Malaria parasites must undergo a round of sexual reproduction in the blood meal of a mosquito vector to be transmitted between hosts. Developing a transmission-blocking intervention to prevent parasites from mating is a major goal of biomedicine, but its effectiveness could be compromised if parasites can compensate by simply adjusting their sex allocation strategies. Recently, the application of evolutionary theory for sex allocation has been supported by experiments demonstrating that malaria parasites adjust their sex ratios in response to infection genetic diversity, precisely as predicted. Theory also predicts that parasites should adjust sex allocation in response to host immunity. Whilst data are supportive, the assumptions underlying this prediction - that host immune responses have differential effects on the mating ability of males and females - have not yet been tested. Here, we combine experimental work with theoretical models in order to investigate whether the development and fertility of male and female parasites is affected by innate immune factors and develop new theory to predict how parasites' sex allocation strategies should evolve in response to the observed effects. Specifically, we demonstrate that reactive nitrogen species impair gametogenesis of males only, but reduce the fertility of both male and female gametes. In contrast, tumour necrosis factor-α does not influence gametogenesis in either sex but impairs zygote development. Therefore, our experiments demonstrate that immune factors have complex effects on each sex, ranging from reducing the ability of gametocytes to develop into gametes, to affecting the viability of offspring. We incorporate these results into theory to predict how the evolutionary trajectories of parasite sex ratio strategies are shaped by sex differences in gamete production, fertility and offspring development. We show that medical interventions targeting offspring development are more likely to be 'evolution-proof' than interventions directed at killing males or females. Given the drive to develop medical interventions that interfere with parasite mating, our data and theoretical models have important implications.

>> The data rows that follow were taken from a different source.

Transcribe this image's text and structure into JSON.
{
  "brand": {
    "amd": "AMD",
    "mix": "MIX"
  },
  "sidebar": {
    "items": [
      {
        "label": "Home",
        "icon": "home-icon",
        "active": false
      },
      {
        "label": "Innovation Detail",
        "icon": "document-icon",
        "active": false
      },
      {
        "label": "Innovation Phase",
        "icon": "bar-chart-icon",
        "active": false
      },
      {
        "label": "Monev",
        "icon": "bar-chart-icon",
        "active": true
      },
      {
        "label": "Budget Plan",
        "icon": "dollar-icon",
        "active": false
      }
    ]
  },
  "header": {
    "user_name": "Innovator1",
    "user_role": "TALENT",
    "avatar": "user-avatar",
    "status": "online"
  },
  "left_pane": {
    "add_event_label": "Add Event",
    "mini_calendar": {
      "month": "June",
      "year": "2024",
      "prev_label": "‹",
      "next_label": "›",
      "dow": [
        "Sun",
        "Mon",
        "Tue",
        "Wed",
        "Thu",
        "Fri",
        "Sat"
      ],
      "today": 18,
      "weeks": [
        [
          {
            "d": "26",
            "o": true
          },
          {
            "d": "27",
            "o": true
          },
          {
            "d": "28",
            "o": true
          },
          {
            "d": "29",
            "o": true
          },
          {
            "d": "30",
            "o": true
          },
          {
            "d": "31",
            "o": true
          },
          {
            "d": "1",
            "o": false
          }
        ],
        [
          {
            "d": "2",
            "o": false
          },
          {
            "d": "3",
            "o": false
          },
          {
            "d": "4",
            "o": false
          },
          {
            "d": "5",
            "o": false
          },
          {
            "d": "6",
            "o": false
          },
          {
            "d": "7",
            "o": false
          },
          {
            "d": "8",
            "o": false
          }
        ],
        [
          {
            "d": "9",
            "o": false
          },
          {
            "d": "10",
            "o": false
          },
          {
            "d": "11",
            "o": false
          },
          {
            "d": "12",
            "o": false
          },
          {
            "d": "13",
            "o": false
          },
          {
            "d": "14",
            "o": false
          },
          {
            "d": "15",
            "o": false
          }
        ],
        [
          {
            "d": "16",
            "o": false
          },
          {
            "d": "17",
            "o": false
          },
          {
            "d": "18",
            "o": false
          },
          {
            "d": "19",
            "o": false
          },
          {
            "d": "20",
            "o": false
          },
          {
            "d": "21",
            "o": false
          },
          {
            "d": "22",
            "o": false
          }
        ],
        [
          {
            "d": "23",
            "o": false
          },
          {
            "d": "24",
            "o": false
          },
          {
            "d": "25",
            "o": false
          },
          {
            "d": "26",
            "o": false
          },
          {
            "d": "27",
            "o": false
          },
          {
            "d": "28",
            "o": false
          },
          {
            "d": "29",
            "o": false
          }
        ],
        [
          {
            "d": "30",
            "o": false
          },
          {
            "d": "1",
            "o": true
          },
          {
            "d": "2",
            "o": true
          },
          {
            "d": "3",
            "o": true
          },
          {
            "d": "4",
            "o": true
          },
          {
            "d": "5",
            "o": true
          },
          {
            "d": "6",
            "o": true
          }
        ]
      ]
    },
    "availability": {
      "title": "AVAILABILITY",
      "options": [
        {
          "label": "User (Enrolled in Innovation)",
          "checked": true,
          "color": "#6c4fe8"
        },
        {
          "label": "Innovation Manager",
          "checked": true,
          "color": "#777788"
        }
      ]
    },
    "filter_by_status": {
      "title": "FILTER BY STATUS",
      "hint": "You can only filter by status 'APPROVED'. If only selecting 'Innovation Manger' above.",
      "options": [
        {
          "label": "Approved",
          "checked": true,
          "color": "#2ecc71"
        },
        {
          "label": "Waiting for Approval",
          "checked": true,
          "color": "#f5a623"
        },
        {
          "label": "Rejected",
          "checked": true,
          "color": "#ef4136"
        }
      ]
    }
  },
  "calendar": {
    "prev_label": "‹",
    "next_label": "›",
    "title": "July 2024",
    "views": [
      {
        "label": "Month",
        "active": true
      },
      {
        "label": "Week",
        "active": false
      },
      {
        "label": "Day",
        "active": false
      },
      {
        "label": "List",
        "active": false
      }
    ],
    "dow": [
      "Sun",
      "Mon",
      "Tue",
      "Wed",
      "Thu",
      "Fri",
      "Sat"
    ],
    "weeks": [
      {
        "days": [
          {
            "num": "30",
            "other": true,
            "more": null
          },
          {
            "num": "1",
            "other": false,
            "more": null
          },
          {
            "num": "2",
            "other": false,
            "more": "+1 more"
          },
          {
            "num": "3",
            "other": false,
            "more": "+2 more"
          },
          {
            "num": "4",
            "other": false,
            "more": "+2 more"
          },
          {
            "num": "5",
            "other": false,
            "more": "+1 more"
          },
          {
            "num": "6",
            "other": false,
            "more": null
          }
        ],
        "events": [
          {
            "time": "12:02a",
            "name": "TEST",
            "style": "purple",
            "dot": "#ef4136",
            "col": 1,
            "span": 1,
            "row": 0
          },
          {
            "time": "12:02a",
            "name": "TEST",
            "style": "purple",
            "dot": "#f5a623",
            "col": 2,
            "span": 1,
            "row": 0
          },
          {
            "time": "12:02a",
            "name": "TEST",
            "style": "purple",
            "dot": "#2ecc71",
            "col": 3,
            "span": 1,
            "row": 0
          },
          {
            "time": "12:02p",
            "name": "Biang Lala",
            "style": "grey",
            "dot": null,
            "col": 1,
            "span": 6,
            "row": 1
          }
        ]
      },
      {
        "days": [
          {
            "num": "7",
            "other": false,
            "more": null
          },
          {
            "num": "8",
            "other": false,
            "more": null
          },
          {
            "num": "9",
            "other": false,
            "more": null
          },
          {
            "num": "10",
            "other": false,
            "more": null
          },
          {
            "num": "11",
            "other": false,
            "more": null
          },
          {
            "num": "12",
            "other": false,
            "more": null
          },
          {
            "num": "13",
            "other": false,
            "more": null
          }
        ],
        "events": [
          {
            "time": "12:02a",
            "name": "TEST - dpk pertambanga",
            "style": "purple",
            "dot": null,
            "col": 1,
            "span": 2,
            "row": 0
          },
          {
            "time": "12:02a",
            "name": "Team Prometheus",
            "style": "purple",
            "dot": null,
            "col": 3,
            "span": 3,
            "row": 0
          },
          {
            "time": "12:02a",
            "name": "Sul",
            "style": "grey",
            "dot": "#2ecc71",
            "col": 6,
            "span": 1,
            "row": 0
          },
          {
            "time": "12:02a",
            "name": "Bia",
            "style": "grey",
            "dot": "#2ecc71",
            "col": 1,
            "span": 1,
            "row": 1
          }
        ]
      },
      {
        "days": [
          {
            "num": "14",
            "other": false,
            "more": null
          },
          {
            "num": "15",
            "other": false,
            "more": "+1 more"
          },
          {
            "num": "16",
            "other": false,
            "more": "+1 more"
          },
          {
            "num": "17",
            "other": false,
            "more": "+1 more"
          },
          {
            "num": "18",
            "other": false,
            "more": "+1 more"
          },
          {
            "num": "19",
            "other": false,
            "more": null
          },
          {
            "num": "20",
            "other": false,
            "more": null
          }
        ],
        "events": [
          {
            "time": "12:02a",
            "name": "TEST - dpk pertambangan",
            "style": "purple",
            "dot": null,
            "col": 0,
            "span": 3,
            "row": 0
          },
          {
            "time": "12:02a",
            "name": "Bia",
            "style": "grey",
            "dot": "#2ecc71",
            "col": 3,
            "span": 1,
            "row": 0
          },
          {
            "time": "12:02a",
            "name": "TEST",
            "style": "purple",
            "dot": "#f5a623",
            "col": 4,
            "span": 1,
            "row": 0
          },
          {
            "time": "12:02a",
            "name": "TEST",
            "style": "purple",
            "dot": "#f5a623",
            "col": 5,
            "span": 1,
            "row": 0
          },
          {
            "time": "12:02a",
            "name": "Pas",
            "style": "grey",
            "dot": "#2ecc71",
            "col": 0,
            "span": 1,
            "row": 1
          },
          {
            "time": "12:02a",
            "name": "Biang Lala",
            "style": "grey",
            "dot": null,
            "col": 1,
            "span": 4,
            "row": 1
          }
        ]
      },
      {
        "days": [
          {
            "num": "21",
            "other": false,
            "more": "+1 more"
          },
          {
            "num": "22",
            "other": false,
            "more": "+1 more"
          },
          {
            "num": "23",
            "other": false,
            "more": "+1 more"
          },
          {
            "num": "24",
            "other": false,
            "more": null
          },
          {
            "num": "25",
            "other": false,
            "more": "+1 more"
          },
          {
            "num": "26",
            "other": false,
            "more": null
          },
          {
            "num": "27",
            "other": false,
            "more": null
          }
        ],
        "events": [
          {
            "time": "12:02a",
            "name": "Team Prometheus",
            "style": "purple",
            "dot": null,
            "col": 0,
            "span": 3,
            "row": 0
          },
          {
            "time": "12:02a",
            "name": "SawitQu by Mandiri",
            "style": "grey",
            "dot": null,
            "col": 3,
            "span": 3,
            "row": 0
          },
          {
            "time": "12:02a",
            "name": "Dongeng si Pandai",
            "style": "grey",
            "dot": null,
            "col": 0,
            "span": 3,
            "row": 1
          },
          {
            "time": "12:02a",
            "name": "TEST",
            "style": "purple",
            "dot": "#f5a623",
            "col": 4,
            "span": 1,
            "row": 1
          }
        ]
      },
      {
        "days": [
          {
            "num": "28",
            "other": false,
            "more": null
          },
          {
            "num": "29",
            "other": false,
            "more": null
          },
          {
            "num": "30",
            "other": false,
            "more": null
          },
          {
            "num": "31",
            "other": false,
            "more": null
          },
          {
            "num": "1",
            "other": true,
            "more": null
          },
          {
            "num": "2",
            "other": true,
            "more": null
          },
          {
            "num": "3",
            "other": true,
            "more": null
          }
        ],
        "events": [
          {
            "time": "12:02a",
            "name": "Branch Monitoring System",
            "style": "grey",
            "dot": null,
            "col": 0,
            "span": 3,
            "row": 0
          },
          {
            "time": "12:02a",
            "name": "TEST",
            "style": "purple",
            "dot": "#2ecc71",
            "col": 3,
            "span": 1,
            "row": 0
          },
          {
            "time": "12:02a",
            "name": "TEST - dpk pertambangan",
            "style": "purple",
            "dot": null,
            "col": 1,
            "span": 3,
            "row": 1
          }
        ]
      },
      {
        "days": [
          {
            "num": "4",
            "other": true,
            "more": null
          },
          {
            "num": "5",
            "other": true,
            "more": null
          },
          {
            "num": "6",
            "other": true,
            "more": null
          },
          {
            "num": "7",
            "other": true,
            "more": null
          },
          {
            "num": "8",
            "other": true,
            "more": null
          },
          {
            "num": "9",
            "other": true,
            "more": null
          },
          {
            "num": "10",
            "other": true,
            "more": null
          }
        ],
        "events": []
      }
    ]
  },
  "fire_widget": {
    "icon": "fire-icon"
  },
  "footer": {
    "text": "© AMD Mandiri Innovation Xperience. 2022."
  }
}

疟原虫必须在蚊子媒介的血液餐中经历一轮有性繁殖,才能在宿主之间传播。开发一种阻断传播的干预措施来阻止寄生虫交配是生物医学的主要目标,但如果寄生虫可以通过简单地调整其性别分配策略来弥补,那么其有效性可能会受到影响。最近,应用进化理论进行性别分配得到了实验的支持,这些实验表明,疟原虫会根据感染的遗传多样性调整其性别比例,这与预测的完全一致。理论还预测,寄生虫应该根据宿主免疫来调整性别分配。虽然数据是支持的,但这一预测的假设——宿主免疫反应对雄性和雌性的交配能力有不同的影响——尚未得到检验。在这里,我们将实验工作与理论模型结合起来,以研究寄生虫的性别分配策略是否会受到先天免疫因素的影响,并开发新的理论来预测寄生虫的性别分配策略应该如何进化以适应观察到的影响。具体来说,我们证明活性氮物种仅损害雄性配子体的生殖,但降低了雄性和雌性配子的生育能力。相比之下,肿瘤坏死因子-α对两性配子体的生殖都没有影响,但会损害合子的发育。因此,我们的实验表明,免疫因素对每一种性别都有复杂的影响,从降低配子体发育成配子的能力到影响后代的活力。我们将这些结果纳入理论,以预测寄生虫性别比例策略的进化轨迹如何受到配子体产生、生育力和后代发育的性别差异的影响。我们表明,针对后代发育的医学干预措施比针对杀死雄性或雌性的干预措施更有可能“免受进化影响”。鉴于开发干扰寄生虫交配的医学干预措施的动力,我们的数据和理论模型具有重要意义。